Mud, mud and more mud

SouthernPride

Songster
11 Years
May 8, 2011
321
27
196
Olive Branch, MS
I've got a real issue with mud. We live in the mid-south (mud-south), and have had my coops and pens for 4 years now. Never have we had such a problem as this year with the snow, ice and rain. I was taking the soiled hay from the coops and putting it in the pens, I thought everything was good until I started raking the hay out of the pens. I must be 6-8 inches thick. It stinks to high heaven too. The more I rake out the more water comes to the surface. I can't even walk out there without holding on to the pen fence. It is on a slight slop so I've been able to channel the water but with eggs hatching any day now, I want to get this dried up.

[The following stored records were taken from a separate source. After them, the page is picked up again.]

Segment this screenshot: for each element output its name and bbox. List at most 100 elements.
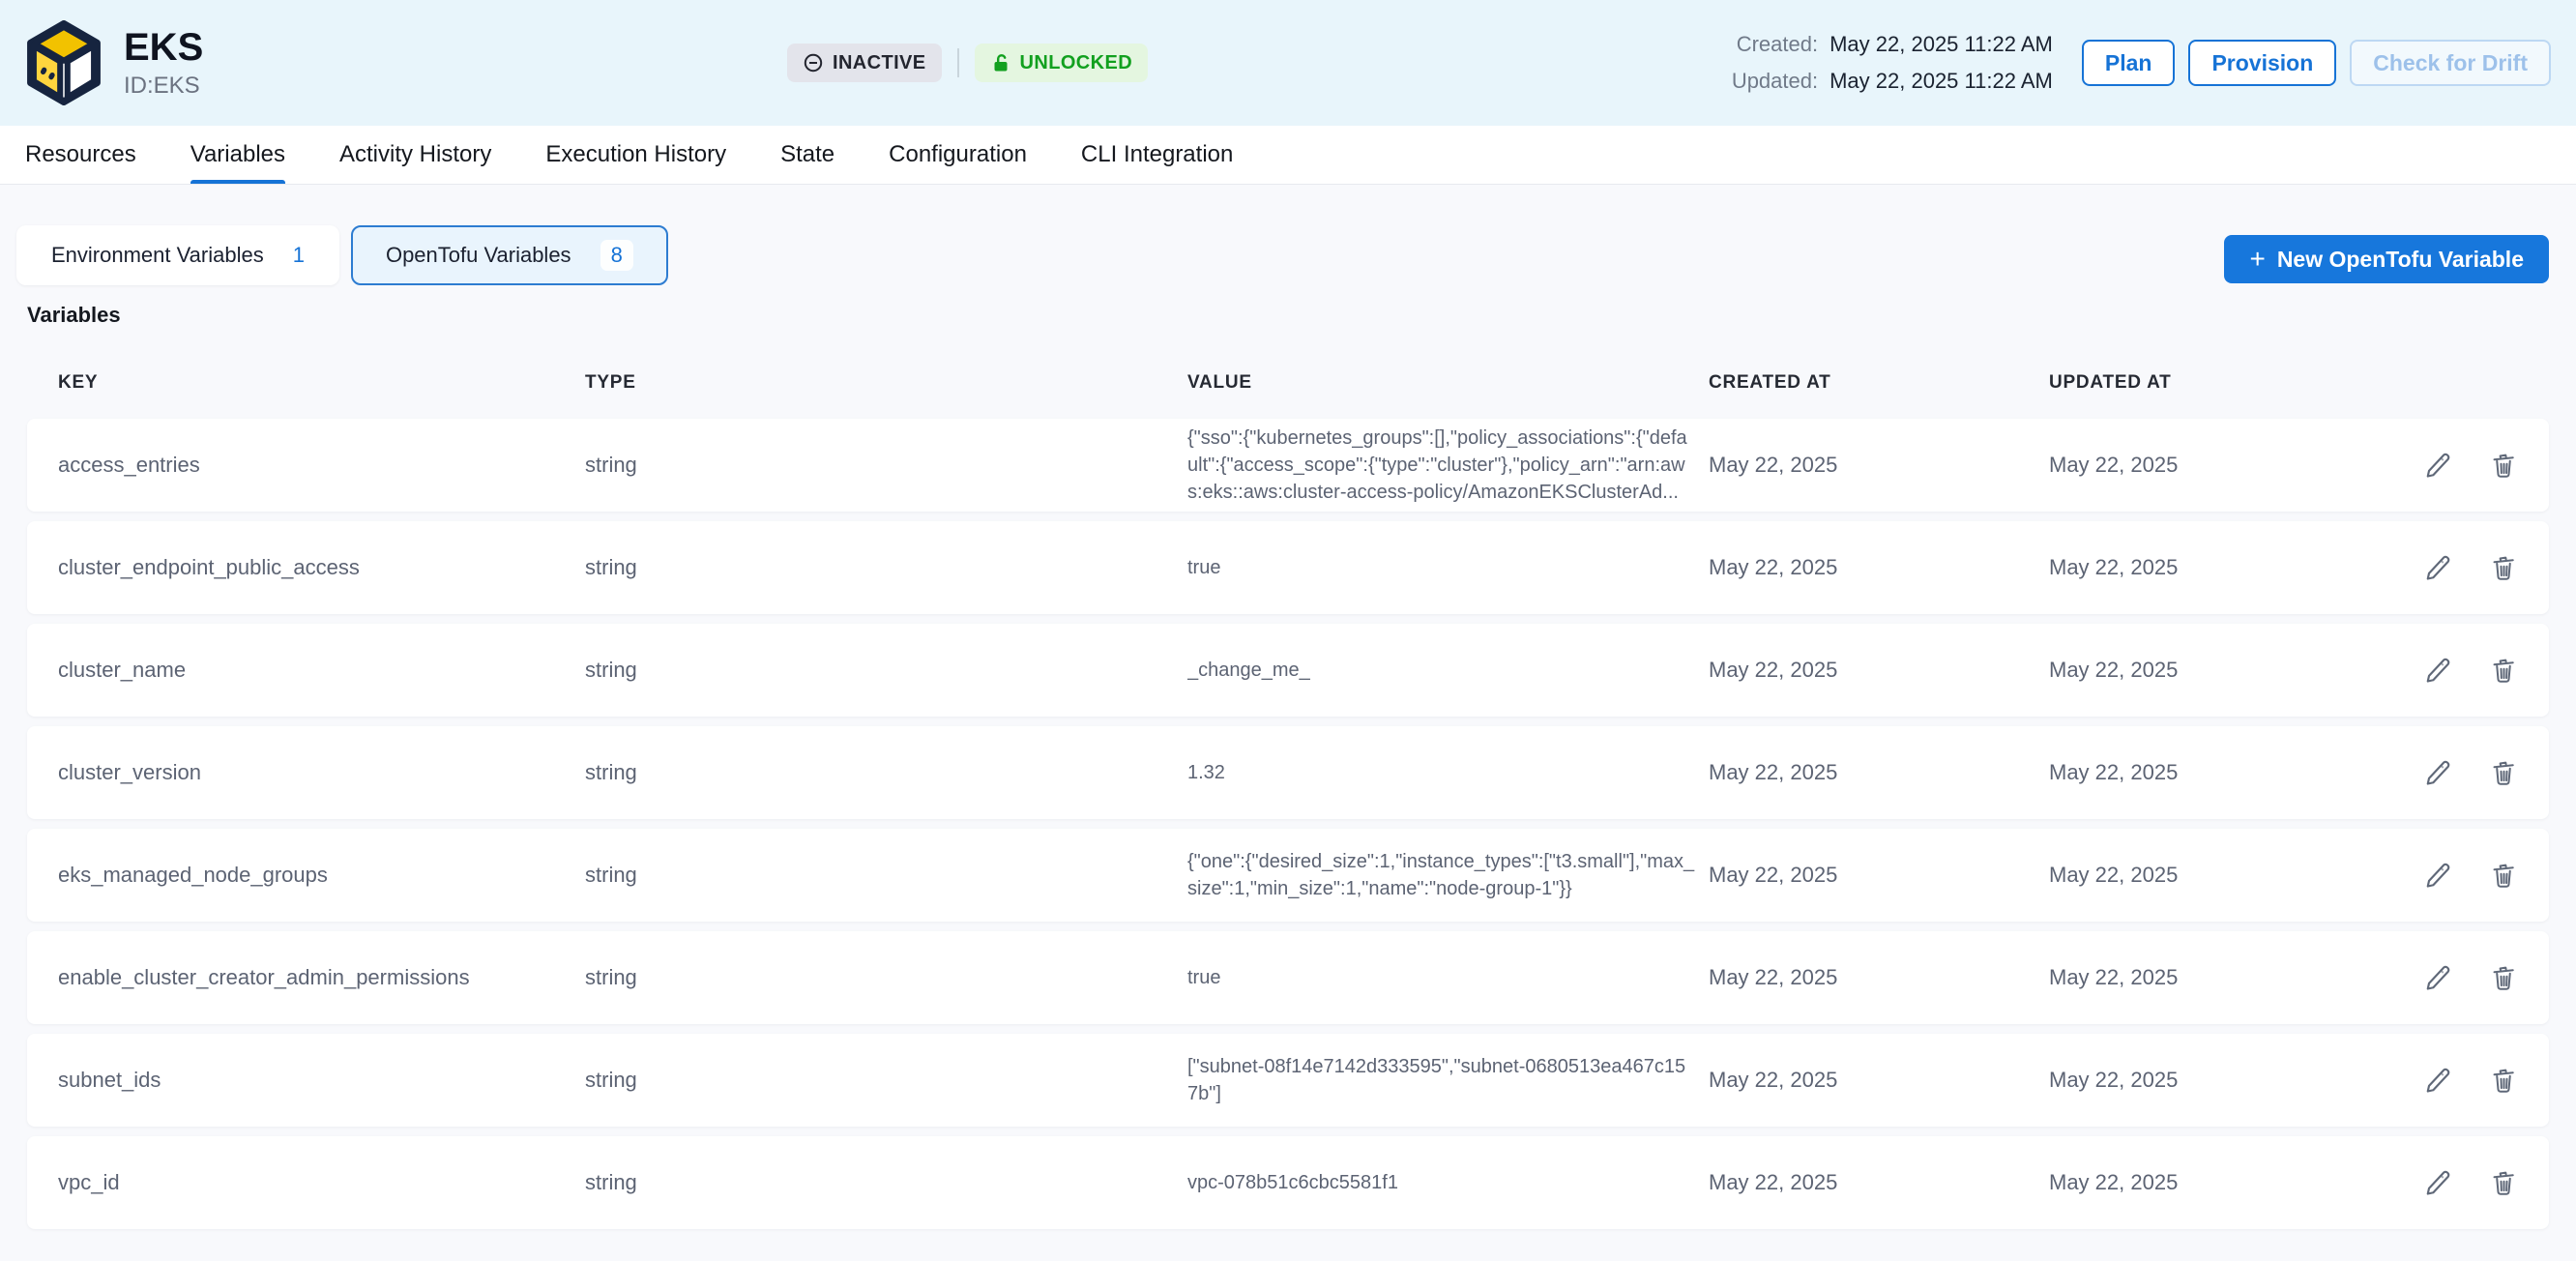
variable-updated-at: May 22, 2025 <box>2049 760 2397 785</box>
variable-key: vpc_id <box>58 1170 585 1195</box>
variable-key: eks_managed_node_groups <box>58 863 585 888</box>
delete-variable-button[interactable] <box>2489 656 2518 685</box>
tab-execution-history[interactable]: Execution History <box>545 126 726 184</box>
variable-value: vpc-078b51c6cbc5581f1 <box>1187 1169 1709 1196</box>
table-header-row: KEYTYPEVALUECREATED ATUPDATED AT <box>27 372 2549 394</box>
tab-activity-history[interactable]: Activity History <box>339 126 491 184</box>
variable-key: cluster_version <box>58 760 585 785</box>
variable-type: string <box>585 658 1187 683</box>
column-header-type: TYPE <box>585 372 1187 394</box>
variables-table: access_entries string {"sso":{"kubernete… <box>27 419 2549 1229</box>
column-header-key: KEY <box>58 372 585 394</box>
variable-type: string <box>585 863 1187 888</box>
environment-header: EKS ID:EKS INACTIVE UNLOCKED C <box>0 0 2576 126</box>
tab-configuration[interactable]: Configuration <box>889 126 1027 184</box>
column-header-created-at: CREATED AT <box>1709 372 2049 394</box>
lock-status-badge: UNLOCKED <box>975 44 1149 82</box>
timestamps: Created: May 22, 2025 11:22 AM Updated: … <box>1732 32 2053 94</box>
environment-variables-label: Environment Variables <box>51 243 264 268</box>
new-opentofu-variable-label: New OpenTofu Variable <box>2277 247 2524 273</box>
variable-updated-at: May 22, 2025 <box>2049 965 2397 990</box>
variables-page: Environment Variables 1 OpenTofu Variabl… <box>0 185 2576 1229</box>
variable-value: _change_me_ <box>1187 657 1709 684</box>
status-badge: INACTIVE <box>787 44 942 82</box>
edit-variable-button[interactable] <box>2423 758 2452 787</box>
opentofu-cube-logo-icon <box>25 20 102 105</box>
plus-icon: + <box>2249 246 2265 273</box>
variable-value: 1.32 <box>1187 759 1709 786</box>
delete-variable-button[interactable] <box>2489 451 2518 480</box>
environment-id: ID:EKS <box>124 73 203 100</box>
delete-variable-button[interactable] <box>2489 963 2518 992</box>
table-row: vpc_id string vpc-078b51c6cbc5581f1 May … <box>27 1136 2549 1229</box>
created-value: May 22, 2025 11:22 AM <box>1830 32 2053 57</box>
new-opentofu-variable-button[interactable]: + New OpenTofu Variable <box>2224 235 2549 283</box>
variable-created-at: May 22, 2025 <box>1709 1068 2049 1093</box>
variable-value: {"sso":{"kubernetes_groups":[],"policy_a… <box>1187 425 1709 506</box>
edit-variable-button[interactable] <box>2423 553 2452 582</box>
variable-updated-at: May 22, 2025 <box>2049 1068 2397 1093</box>
opentofu-variables-count: 8 <box>600 240 633 271</box>
variable-created-at: May 22, 2025 <box>1709 863 2049 888</box>
tab-variables[interactable]: Variables <box>190 126 285 184</box>
variable-type: string <box>585 965 1187 990</box>
tab-resources[interactable]: Resources <box>25 126 136 184</box>
variable-updated-at: May 22, 2025 <box>2049 863 2397 888</box>
page-title: EKS <box>124 26 203 69</box>
table-row: access_entries string {"sso":{"kubernete… <box>27 419 2549 512</box>
variable-key: cluster_name <box>58 658 585 683</box>
edit-variable-button[interactable] <box>2423 861 2452 890</box>
variable-type: string <box>585 555 1187 580</box>
table-row: cluster_endpoint_public_access string tr… <box>27 521 2549 614</box>
variable-value: ["subnet-08f14e7142d333595","subnet-0680… <box>1187 1053 1709 1107</box>
plan-button[interactable]: Plan <box>2082 40 2176 86</box>
variable-value: {"one":{"desired_size":1,"instance_types… <box>1187 848 1709 902</box>
variable-type: string <box>585 760 1187 785</box>
edit-variable-button[interactable] <box>2423 1168 2452 1197</box>
circle-minus-icon <box>803 52 824 73</box>
variable-key: cluster_endpoint_public_access <box>58 555 585 580</box>
delete-variable-button[interactable] <box>2489 553 2518 582</box>
created-label: Created: <box>1732 32 1818 57</box>
check-for-drift-button[interactable]: Check for Drift <box>2350 40 2551 86</box>
variable-type: string <box>585 1170 1187 1195</box>
tab-environment-variables[interactable]: Environment Variables 1 <box>16 225 339 285</box>
variables-section-heading: Variables <box>14 303 2549 328</box>
opentofu-variables-label: OpenTofu Variables <box>386 243 571 268</box>
variable-value: true <box>1187 554 1709 581</box>
variable-type: string <box>585 453 1187 478</box>
variable-created-at: May 22, 2025 <box>1709 760 2049 785</box>
status-badge-label: INACTIVE <box>833 52 926 74</box>
table-row: cluster_version string 1.32 May 22, 2025… <box>27 726 2549 819</box>
tab-state[interactable]: State <box>780 126 834 184</box>
variable-updated-at: May 22, 2025 <box>2049 1170 2397 1195</box>
environment-variables-count: 1 <box>293 243 305 268</box>
delete-variable-button[interactable] <box>2489 1168 2518 1197</box>
updated-value: May 22, 2025 11:22 AM <box>1830 69 2053 94</box>
variable-key: subnet_ids <box>58 1068 585 1093</box>
variable-updated-at: May 22, 2025 <box>2049 555 2397 580</box>
edit-variable-button[interactable] <box>2423 451 2452 480</box>
edit-variable-button[interactable] <box>2423 963 2452 992</box>
delete-variable-button[interactable] <box>2489 758 2518 787</box>
column-header-value: VALUE <box>1187 372 1709 394</box>
lock-status-badge-label: UNLOCKED <box>1020 52 1133 74</box>
variable-created-at: May 22, 2025 <box>1709 965 2049 990</box>
variable-created-at: May 22, 2025 <box>1709 658 2049 683</box>
delete-variable-button[interactable] <box>2489 861 2518 890</box>
updated-label: Updated: <box>1732 69 1818 94</box>
edit-variable-button[interactable] <box>2423 656 2452 685</box>
edit-variable-button[interactable] <box>2423 1066 2452 1095</box>
column-header-updated-at: UPDATED AT <box>2049 372 2397 394</box>
variable-key: enable_cluster_creator_admin_permissions <box>58 965 585 990</box>
main-tab-bar: Resources Variables Activity History Execut… <box>0 126 2576 185</box>
badge-divider <box>957 48 959 77</box>
tab-cli-integration[interactable]: CLI Integration <box>1081 126 1233 184</box>
brand: EKS ID:EKS <box>25 20 203 105</box>
table-row: cluster_name string _change_me_ May 22, … <box>27 624 2549 717</box>
provision-button[interactable]: Provision <box>2188 40 2336 86</box>
table-row: eks_managed_node_groups string {"one":{"… <box>27 829 2549 922</box>
tab-opentofu-variables[interactable]: OpenTofu Variables 8 <box>351 225 668 285</box>
variable-key: access_entries <box>58 453 585 478</box>
delete-variable-button[interactable] <box>2489 1066 2518 1095</box>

Is there something I can put down that with help absorb the water and I can leave it there? If I put more clean dry hay it will just sink into the mud when I step on it and continue to create this cesspool.
 
How about wood pallets to walk on until it dries?

I don't think there's much else you can do but improve the drainage.
 
How about wood pallets to walk on until it dries?

I don't think there's much else you can do but improve the drainage.

I had a similar problem in my goat pen one year and using pallets worked great -- and you can get them for free! If you look/ask around, you might even be able to find some that have close set top boards, so that they are basically like decks. (I am a pallet fanatic......) If you can't find those, you can stuff the cracks with straw quite easily.

One things to bear in mind is that rats and mice like to live under pallets, so be sure to be prepared for that....
 
We had an awfully muddy winter too, and this past week nothing but rain. I'm hoping for some sun this week to dry things up bc it's awful in my duck run. They love it tho lol
 
Strange thing I've noticed with my duck-muck is that it seems to "float" ...like if you take a shovel-full of dirt out, the ground underneath the 2-3 inches of muck is fairly dry. And the same ground just outside the pen with no grass on it is also dry. I wonder what it is about all the duck poo that makes it do that? Or maybe the ducks are compacting the ground? Doesn't seem possible as little as they weigh...
I don't know what to mix in the dirt to make it not do this either. Tried sand and it seems to just get buried under muck.
 
Sometimes when the soil has been compacted and there isn't much by way of organic matter in the soil, it becomes like a solid mass that sheds water. It's fairly common in permanent barnyards where there are no roots in the soil anymore and the topsoil is constantly compacted by foot/hoof traffic. Sand actually makes it worse as it percolates into the soil and makes something akin to cement.
If you want to improve that soil, you can partition parts of it off from the animals and amend it with good compost and then plant some cover crops on it -- like clover, bell or fava bean, etc. -- when that grows you can either chop it into the soil, or let the animals back on it to graze it down and return it to the soil with their manure. The key is rotation so that each patch of soil gets a break from having every scrap of organic matter picked clean off of it and tramped down. If you have to have animals on it all the time, you can also construct wire covered decks that you place over "resting" soil, which allows plants to grow but keeps the animals from picking them right out as they can only access the portions that grow above the wire. If the "decks" are of manageable size, you can move them around as needed.
 
Here, I have the pen on a 2% slope. I add chopped straw from time to time so we have a nice compost base. At the downhill side I have a shallow hand-dug channel to direct the water to raised garden beds.

The water needs to be moved away from the pen.

Then, you can put down some landscape fabric, and put smooth pea gravel over that (it keeps the mud from pumping up through the gravel), or place 2 inch (more or less) diameter hardwood poles down next to each other and then chopped leaves and a little straw over that. The poles will start to break down and absorb water - if you have some poles that are already on the old side, starting to break down, that would be better.

Stink comes from organic matter (manure, plants - like straw or hay) breaking down without oxygen. Water drives out oxygen. So getting more oxygen into the mix, by using stiff high-carbon material can help. Coir blocks might be an idea - they come dry and compressed, and absorb water. Once wetted up, they have a nice bulk to them.